Richard Lewontin has written about the economic dynamics of “agribusiness”, translatable to agribusiness or agriculture business. He has argued that hybrid corn has been developed and propagated not because it is better than traditional corn, but because it has allowed companies in the agricultural sector to force farmers to buy new seeds every year instead of planting their lifelong varieties. .
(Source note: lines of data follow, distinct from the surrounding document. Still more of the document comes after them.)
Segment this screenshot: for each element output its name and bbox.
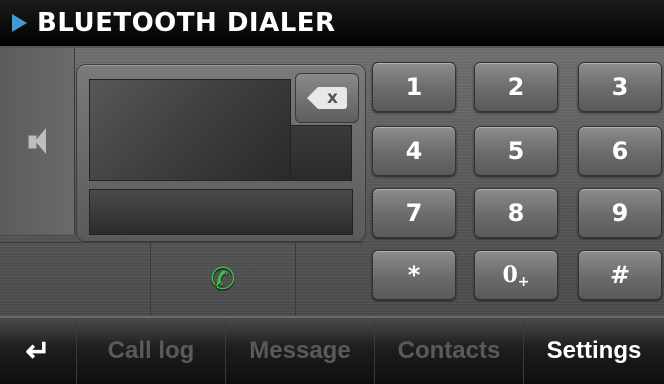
title-bar: BLUETOOTH DIALER <box>0 0 664 48</box>
key-6[interactable]: 6 <box>578 126 662 176</box>
phone-call-icon: ✆ <box>210 262 236 297</box>
page-title: BLUETOOTH DIALER <box>37 8 336 38</box>
key-7[interactable]: 7 <box>372 188 456 238</box>
speaker-icon <box>26 126 48 156</box>
call-controls-row: ✆ <box>0 242 364 317</box>
key-hash[interactable]: # <box>578 250 662 300</box>
key-2[interactable]: 2 <box>474 62 558 112</box>
back-button[interactable]: ↵ <box>0 318 77 384</box>
key-9[interactable]: 9 <box>578 188 662 238</box>
speaker-toggle-button[interactable] <box>0 48 75 234</box>
title-arrow-icon <box>12 14 27 32</box>
key-8[interactable]: 8 <box>474 188 558 238</box>
return-arrow-icon: ↵ <box>25 334 51 368</box>
key-0-plus[interactable]: 0 + <box>474 250 558 300</box>
key-1[interactable]: 1 <box>372 62 456 112</box>
backspace-button[interactable]: x <box>295 73 359 123</box>
bottom-nav: ↵ Call log Message Contacts Settings <box>0 316 664 384</box>
nav-contacts[interactable]: Contacts <box>375 318 524 384</box>
number-display <box>89 79 291 181</box>
empty-control-left <box>0 243 151 317</box>
key-star[interactable]: * <box>372 250 456 300</box>
key-5[interactable]: 5 <box>474 126 558 176</box>
backspace-icon: x <box>307 87 347 109</box>
key-3[interactable]: 3 <box>578 62 662 112</box>
dialer-main: x ✆ 1 2 3 4 5 6 7 8 9 * 0 + # <box>0 48 664 317</box>
contact-name-display <box>89 189 353 235</box>
empty-control-right <box>296 243 364 317</box>
key-4[interactable]: 4 <box>372 126 456 176</box>
call-button[interactable]: ✆ <box>151 243 296 317</box>
number-display-extension <box>291 125 352 181</box>
nav-settings[interactable]: Settings <box>524 318 664 384</box>
nav-call-log[interactable]: Call log <box>77 318 226 384</box>
display-frame: x <box>76 64 366 242</box>
nav-message[interactable]: Message <box>226 318 375 384</box>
This led him to testify at a trial in California, trying to change state funding for research into more productive seed varieties, considering that this was of high interest to corporations and a detriment to the average North American farmer.

Bibliographic references:

  • Lewontin, RC; Kojima, K. (December 1960). “The Evolutionary Dynamics of Complex Polymorphisms”. Evolution. Society for the Study of Evolution. 14 (4): 458–472. doi: 10.2307 / 2405995.
  • Lewontin, RC (January 1966). “Is Nature Probable or Capricious?”. BioScience. University of California Press. 16 (1, Logic in Biological Investigation): 25–27. doi: 10.2307 / 1293548.
  • Lewontin, RC (1970). “The Units of Selection”. Annual Review of Ecology and Systematics. 1: 1–18. doi: 10.1146 /
  • Lewontin, RC 1982. Agricultural research and the penetration of capital. Science for the People 14 (1): 12–17.
  • Lewontin, RC 2000. The maturing of capitalist agriculture: farmer as proletarian. Pgs 93–106 in F. Magdoff, JB Foster, and FH Buttel, Eds. 2000. Hungry for Profit: The Agribusiness Threat to Farmers, Food, and the Environment. Monthly Review Press, NY.
  • Lewontin, RC (2000) It Ain’t Necessarily So: The Dream of the Human Genome and Other Illusions, New York Review of Books.